その彼女が何故、化粧に興味をもったかというと、いつもラキシスにつき従っていた侍従が化粧を変えたことで随分感じが変わった事にあった。
もともと、その侍従は綺麗な顔立ちをしていたが、やや目元がきつく近寄りがたく感じられる部分があった。その目元をややたれ目になるようにラインを引き柔らかな色合いで目元を染めている。それだけで、感じが柔らかくなっていた。
ここまで感じが変わるものなのかとビックリしたことが始まりだった。
ラキシスはそのことで自分も化粧をしてみたいと侍従達にそれを言ってみると、侍従はあらゆる化粧品を集めラキシスを着飾ろうとした。

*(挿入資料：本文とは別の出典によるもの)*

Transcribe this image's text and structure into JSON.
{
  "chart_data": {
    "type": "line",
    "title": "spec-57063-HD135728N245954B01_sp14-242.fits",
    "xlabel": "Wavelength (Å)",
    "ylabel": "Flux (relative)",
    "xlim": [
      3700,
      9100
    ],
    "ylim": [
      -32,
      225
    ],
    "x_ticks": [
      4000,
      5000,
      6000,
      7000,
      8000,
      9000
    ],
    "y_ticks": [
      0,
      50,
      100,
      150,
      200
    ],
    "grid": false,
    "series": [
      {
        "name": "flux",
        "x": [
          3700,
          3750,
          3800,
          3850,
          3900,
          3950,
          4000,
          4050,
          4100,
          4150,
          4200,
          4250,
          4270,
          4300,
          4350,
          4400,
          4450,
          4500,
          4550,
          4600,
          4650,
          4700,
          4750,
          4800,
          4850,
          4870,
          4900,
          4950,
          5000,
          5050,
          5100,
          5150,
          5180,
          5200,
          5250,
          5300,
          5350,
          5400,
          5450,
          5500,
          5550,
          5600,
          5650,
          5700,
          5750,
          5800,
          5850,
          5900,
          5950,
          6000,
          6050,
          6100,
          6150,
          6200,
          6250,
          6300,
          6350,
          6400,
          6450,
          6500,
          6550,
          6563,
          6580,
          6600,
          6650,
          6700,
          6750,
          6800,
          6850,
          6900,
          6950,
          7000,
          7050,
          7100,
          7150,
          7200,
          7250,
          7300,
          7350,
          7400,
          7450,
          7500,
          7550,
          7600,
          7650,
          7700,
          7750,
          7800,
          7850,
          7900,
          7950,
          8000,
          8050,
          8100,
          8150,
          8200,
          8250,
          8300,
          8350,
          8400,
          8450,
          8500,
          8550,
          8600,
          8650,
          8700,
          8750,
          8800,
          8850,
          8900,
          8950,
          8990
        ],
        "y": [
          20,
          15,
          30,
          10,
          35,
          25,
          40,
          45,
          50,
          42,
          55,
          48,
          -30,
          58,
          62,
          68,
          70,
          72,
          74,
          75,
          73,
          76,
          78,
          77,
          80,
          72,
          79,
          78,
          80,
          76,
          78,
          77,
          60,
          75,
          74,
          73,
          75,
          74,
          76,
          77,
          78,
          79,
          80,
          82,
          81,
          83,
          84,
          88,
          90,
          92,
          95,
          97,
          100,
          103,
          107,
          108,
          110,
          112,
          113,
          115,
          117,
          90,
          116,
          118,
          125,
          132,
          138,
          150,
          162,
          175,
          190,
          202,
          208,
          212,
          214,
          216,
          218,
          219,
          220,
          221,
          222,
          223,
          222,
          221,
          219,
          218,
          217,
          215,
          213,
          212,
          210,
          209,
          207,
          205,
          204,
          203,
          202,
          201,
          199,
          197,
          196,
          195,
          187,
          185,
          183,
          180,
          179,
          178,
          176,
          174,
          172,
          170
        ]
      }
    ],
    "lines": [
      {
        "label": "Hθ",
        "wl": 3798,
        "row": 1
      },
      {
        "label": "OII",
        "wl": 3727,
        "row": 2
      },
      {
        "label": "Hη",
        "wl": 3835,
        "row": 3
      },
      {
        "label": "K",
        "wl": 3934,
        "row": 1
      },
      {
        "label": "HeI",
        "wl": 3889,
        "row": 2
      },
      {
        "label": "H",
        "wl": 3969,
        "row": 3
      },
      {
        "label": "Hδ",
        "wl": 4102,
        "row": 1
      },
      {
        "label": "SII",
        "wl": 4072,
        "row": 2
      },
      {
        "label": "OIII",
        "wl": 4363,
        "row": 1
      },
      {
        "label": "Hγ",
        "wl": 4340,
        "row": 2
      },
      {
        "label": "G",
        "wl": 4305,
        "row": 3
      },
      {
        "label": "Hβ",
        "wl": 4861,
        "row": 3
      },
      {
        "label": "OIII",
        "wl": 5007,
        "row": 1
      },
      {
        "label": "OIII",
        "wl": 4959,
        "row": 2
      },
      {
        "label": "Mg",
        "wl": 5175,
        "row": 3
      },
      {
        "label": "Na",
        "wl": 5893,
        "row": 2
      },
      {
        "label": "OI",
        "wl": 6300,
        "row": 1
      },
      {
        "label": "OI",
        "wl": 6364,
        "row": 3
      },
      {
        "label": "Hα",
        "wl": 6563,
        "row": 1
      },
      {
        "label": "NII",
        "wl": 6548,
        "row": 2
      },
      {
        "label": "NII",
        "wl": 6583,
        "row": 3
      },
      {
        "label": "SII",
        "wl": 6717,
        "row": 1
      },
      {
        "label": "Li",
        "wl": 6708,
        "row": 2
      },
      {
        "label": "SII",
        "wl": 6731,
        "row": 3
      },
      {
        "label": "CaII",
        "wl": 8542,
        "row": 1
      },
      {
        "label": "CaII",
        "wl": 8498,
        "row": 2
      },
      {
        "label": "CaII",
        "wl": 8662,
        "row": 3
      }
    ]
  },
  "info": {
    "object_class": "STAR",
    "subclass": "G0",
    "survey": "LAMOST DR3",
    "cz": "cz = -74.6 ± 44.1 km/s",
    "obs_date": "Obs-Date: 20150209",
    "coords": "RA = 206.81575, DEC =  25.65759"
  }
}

「姫様にはこういった淡い色合いの、そうですわね、色味を感じさせないものを目元に持ってくると素敵ですわ。少しキラキラするだけでも随分違いますもの。」
嬉々とし、世話をしてくれる侍従達は随分満足げにあれこれラキシスに試していく。
ようやく納得のいくメイクが出来たのか、ラキシスに鏡を差し出した。
「陛下もこれで姫様に惚れ直しますわ。」
そこに最後の仕上げとばかりに侍従はミルキーピンクの口紅を筆で丁寧にのせ、そしてクリアーなグロスを全体的に塗り、唇がぷっくりと見えるように中央にはグロスを多目にのせた。
侍従達は「お綺麗です。」とか「可愛らしい。」とか言ってくれたが、化粧をした目的の相手が気付いてくれるかがわからない。
何せ天照は究極に疎いからだ。
毎日衣装をかえて少しでも可愛く見せれるようにしても気付かないのだから。